O Imperfeito

Hoje eu participei de uma palestra bem legal com um facilitador de Pathwork. Ao pedalar de volta para casa, relembrei alguns pontos e relembrei também que ele, o facilitador, era imperfeito. Sorri.

Em meu primeiro contato com a terapia eu não estava lá. Eu esperava ser guiado, talvez pastoreado, eu, pensando bem, nem sei o que eu estava fazendo lá. Eu não fui lá por mim, eu desconfio. Pensemos então nesta primeira abordagem como uma ausência minha.
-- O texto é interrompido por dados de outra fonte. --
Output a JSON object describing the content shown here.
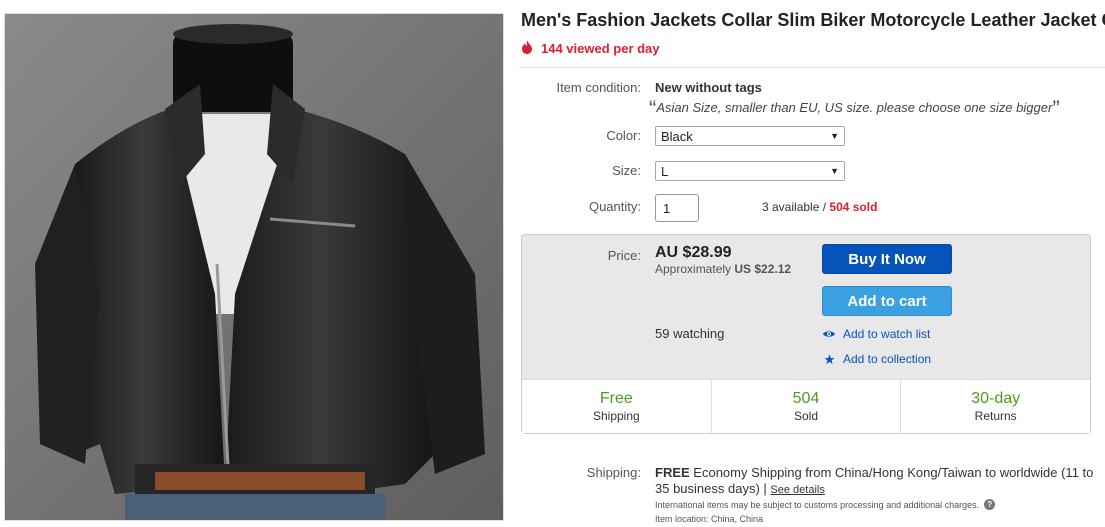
{
  "product": {
    "title": "Men's Fashion Jackets Collar Slim Biker Motorcycle Leather Jacket Coat",
    "viewed": "144 viewed per day"
  },
  "condition": {
    "label": "Item condition:",
    "value": "New without tags",
    "note_open": "“",
    "note": "Asian Size, smaller than EU, US size. please choose one size bigger",
    "note_close": "”"
  },
  "color": {
    "label": "Color:",
    "selected": "Black"
  },
  "size": {
    "label": "Size:",
    "selected": "L"
  },
  "quantity": {
    "label": "Quantity:",
    "value": "1",
    "available": "3 available",
    "separator": " / ",
    "sold": "504 sold"
  },
  "price": {
    "label": "Price:",
    "value": "AU $28.99",
    "approx_prefix": "Approximately",
    "approx_value": "US $22.12"
  },
  "buttons": {
    "buy_now": "Buy It Now",
    "add_to_cart": "Add to cart"
  },
  "watching": "59 watching",
  "links": {
    "watch_list": "Add to watch list",
    "collection": "Add to collection"
  },
  "highlights": [
    {
      "big": "Free",
      "small": "Shipping"
    },
    {
      "big": "504",
      "small": "Sold"
    },
    {
      "big": "30-day",
      "small": "Returns"
    }
  ],
  "shipping": {
    "label": "Shipping:",
    "free": "FREE",
    "text": "Economy Shipping from China/Hong Kong/Taiwan to worldwide (11 to 35 business days) |",
    "see_details": "See details",
    "intl_note": "International items may be subject to customs processing and additional charges.",
    "location": "Item location:  China, China"
  },
  "icons": {
    "flame": "flame-icon",
    "eye": "eye-icon",
    "star": "star-icon",
    "help": "help-icon"
  },
  "colors": {
    "accent_red": "#dd1e31",
    "buy_blue": "#0654ba",
    "cart_blue": "#3ba0e0",
    "green": "#4c9c1e"
  }
}
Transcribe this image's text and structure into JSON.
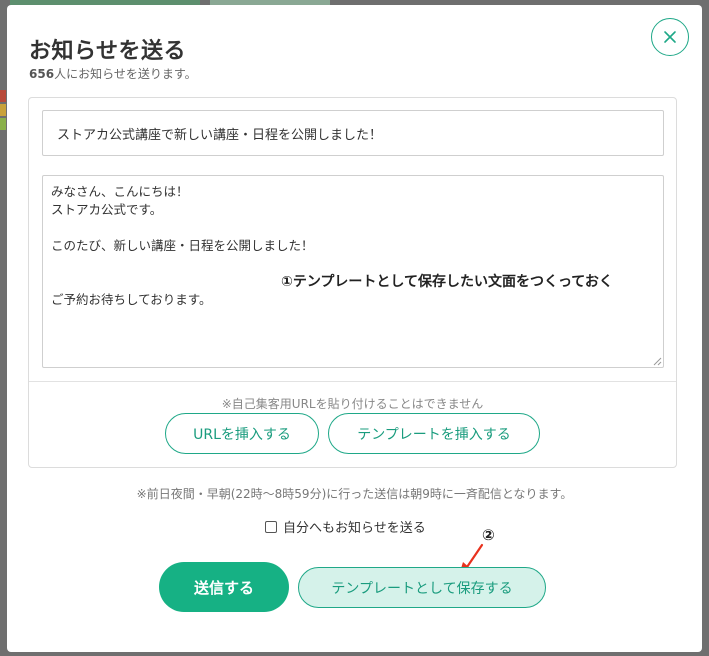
{
  "modal": {
    "title": "お知らせを送る",
    "recipient_count": "656",
    "recipient_suffix": "人にお知らせを送ります。",
    "close_icon": "close-icon"
  },
  "form": {
    "subject_value": "ストアカ公式講座で新しい講座・日程を公開しました！",
    "body_value": "みなさん、こんにちは！\nストアカ公式です。\n\nこのたび、新しい講座・日程を公開しました！\n\n\nご予約お待ちしております。",
    "url_note": "※自己集客用URLを貼り付けることはできません",
    "insert_url_label": "URLを挿入する",
    "insert_template_label": "テンプレートを挿入する"
  },
  "night_note": "※前日夜間・早朝(22時〜8時59分)に行った送信は朝9時に一斉配信となります。",
  "self_notify": {
    "label": "自分へもお知らせを送る",
    "checked": false
  },
  "actions": {
    "send_label": "送信する",
    "save_template_label": "テンプレートとして保存する"
  },
  "annotations": {
    "step1": "①テンプレートとして保存したい文面をつくっておく",
    "step2": "②",
    "arrow_color": "#e8321e"
  },
  "colors": {
    "accent": "#16b184",
    "accent_light": "#d5f2ea"
  }
}
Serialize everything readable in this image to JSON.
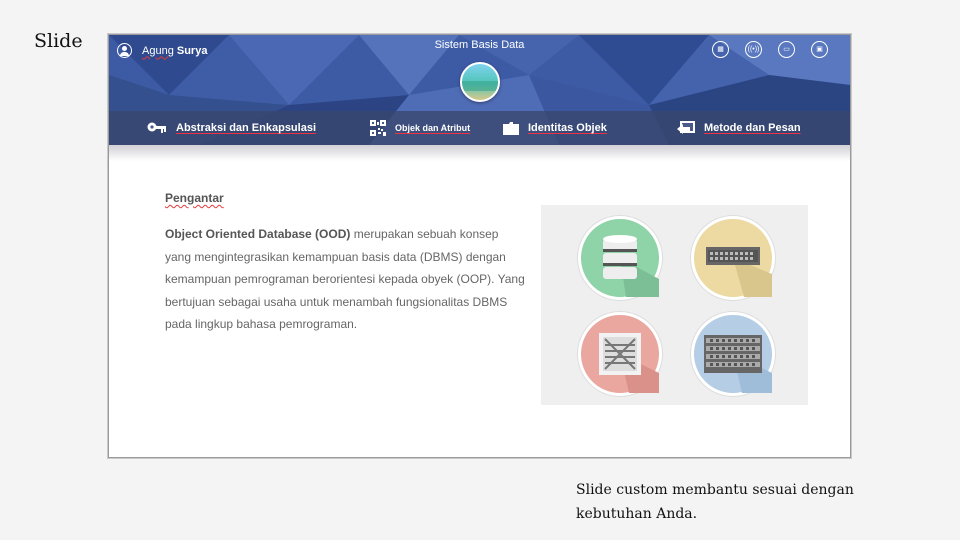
{
  "page_label": "Slide",
  "slide": {
    "user": {
      "first": "Agung",
      "last": "Surya"
    },
    "title": "Sistem Basis Data",
    "top_icons": [
      "grid-icon",
      "broadcast-icon",
      "card-icon",
      "calendar-icon"
    ],
    "nav": [
      {
        "label": "Abstraksi  dan Enkapsulasi",
        "icon": "key-icon"
      },
      {
        "label": "Objek dan Atribut",
        "icon": "qr-code-icon"
      },
      {
        "label": "Identitas Objek",
        "icon": "folder-icon"
      },
      {
        "label": "Metode dan Pesan",
        "icon": "reply-arrow-icon"
      }
    ],
    "content": {
      "heading": "Pengantar",
      "lead": "Object Oriented Database (OOD)",
      "body": " merupakan sebuah konsep yang mengintegrasikan  kemampuan basis data (DBMS) dengan kemampuan pemrograman berorientesi kepada obyek (OOP). Yang bertujuan  sebagai usaha untuk menambah fungsionalitas DBMS pada lingkup  bahasa pemrograman."
    },
    "illustrations": [
      "database-icon",
      "server-rack-icon",
      "fan-unit-icon",
      "server-stack-icon"
    ],
    "colors": {
      "banner": "#3b5aa3",
      "navbar": "#3a466e",
      "green": "#8fd3a9",
      "yellow": "#ecdaa2",
      "red": "#e9a7a0",
      "blue": "#b5cde5"
    }
  },
  "caption": "Slide custom membantu sesuai dengan kebutuhan Anda."
}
Em meu segundo contato eu também não lembro do que eu queria. Talvez conhecer a mim mesmo ou desatar alguns nós. Lá estava a terapeuta e eu também. Eu estava lá. Neste sentido. Durou duas sessões. Ou terá sido uma? Acabou porque ela falou de física quântica. Joguei tudo no chão, nunca mais voltei. Por que ela tinha de estragar a imagem dela assim tão cedo? Me deixa tentar criar uma imagem para admirar e me dar um norte, eu pensei.

Sim, houve uma terceira tentativa como há um quarto parágrafo neste texto. Durou mais de um ano de sessões. Ou ao menos parece que foi isso. Não vem ao caso o tempo. Difícil para mim lembrar quando percebi que a terapeuta era imperfeita. Deve ter sido muito rápido. Quem sabe eu já soubesse de antemão, ela havia sido indicada. Ou simplesmente pelo fato de que ela era humana. As conclusões são óbvias.

Imperfeição e a percepção dela compõem um belo ponto de partida, uma parada de um ônibus que pode me levar a algum lugar onde eu deseje chegar. Como alguém perfeito pode entender alguém que é imperfeito? Como alguém que se coloca num degrau de cima poderia entender alguém sentado num patamar abaixo sem descer a escada?

O caminho é longo. O prédio é enorme. Muitos quartos. Saudável parar para olhar por uma janela entreaberta. Para dentro ou para fora. Tanto faz. Basta se permitir olhar.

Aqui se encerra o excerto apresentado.